One reason that the film is considered among the most celebrated screwball comedies is that underneath the humor, it incorporates sharply cynical themes of corruption and dishonesty. This film, along with Hecht's The Front Page (1931) and its 1940 remake His Girl Friday with Cary Grant, caricatures the chicanery to which some newspapers resorted in order to get a "hot" story.

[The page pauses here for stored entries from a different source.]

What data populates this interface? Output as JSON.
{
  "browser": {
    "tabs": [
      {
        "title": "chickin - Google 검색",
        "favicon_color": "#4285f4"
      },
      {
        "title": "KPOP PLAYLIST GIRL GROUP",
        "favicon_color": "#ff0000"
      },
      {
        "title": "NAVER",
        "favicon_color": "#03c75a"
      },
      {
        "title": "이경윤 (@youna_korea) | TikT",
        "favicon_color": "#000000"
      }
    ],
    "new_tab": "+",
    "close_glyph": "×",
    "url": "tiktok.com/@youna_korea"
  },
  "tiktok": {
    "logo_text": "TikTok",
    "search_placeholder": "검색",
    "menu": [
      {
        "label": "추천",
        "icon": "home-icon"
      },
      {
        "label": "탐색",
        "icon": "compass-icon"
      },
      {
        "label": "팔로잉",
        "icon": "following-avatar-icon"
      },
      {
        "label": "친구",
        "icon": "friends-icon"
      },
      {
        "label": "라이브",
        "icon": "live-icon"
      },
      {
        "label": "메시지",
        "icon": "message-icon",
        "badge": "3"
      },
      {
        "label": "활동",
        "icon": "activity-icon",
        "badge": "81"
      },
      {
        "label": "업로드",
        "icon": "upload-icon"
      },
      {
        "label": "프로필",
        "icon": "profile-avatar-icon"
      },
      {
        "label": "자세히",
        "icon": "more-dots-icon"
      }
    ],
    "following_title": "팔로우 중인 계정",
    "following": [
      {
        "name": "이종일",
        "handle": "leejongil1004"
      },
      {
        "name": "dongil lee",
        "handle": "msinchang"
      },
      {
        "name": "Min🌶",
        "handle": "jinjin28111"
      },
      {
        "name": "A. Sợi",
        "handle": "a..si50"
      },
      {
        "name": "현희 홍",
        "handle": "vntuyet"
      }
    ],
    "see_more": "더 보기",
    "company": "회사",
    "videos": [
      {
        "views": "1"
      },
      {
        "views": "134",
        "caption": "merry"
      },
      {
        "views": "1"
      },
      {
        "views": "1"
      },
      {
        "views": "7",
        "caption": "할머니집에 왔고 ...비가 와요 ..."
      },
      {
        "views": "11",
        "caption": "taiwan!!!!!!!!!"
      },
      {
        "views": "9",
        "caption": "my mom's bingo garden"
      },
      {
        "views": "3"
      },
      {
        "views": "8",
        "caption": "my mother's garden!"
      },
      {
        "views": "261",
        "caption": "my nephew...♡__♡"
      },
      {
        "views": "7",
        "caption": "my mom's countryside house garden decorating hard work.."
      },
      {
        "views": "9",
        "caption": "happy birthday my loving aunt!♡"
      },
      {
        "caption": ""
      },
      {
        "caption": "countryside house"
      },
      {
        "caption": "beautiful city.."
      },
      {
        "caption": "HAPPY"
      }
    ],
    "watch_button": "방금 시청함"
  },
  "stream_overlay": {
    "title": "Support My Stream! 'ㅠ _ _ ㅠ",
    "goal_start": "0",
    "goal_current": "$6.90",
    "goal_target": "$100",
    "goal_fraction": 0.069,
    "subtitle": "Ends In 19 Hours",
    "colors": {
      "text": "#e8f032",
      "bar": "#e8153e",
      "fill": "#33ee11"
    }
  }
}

Production on the film started on June 12, 1937 and ended on August 2, 1937.

==Reception==
Despite receiving critical acclaim, the film recorded a loss of $350,000 at the box office. In July 2018, it was selected to be screened in the Venice Classics section at the 75th Venice International Film Festival.

==Copyright and home media==
In 1965, the film entered the public domain in the United States because the copyright owners did not renew its copyright registration in the 28th year after publication.

Because of its public domain status, the film is a staple of bargain bin releases and collections. In 2011, Kino Lorber issued the film on DVD and Blu-ray, mastered from a 2K scan of Selznick's personal nitrate print, preserved by the George Eastman House Motion Picture Department. In 2018, Kino reissued their Blu-ray, this time mastered from a 2K scan of Disney's 1999 restoration, carried out on behalf of ABC, holder of most of the Selznick library.

==Remakes==
Ben Hecht's screenplay was also the basis of a Broadway musical Hazel Flagg (1953), with Helen Gallagher, as well as Living It Up (1954), a comedy film starring Dean Martin in the Winninger role, Jerry Lewis in the Lombard role (as Homer Flagg), and Janet Leigh in the March role.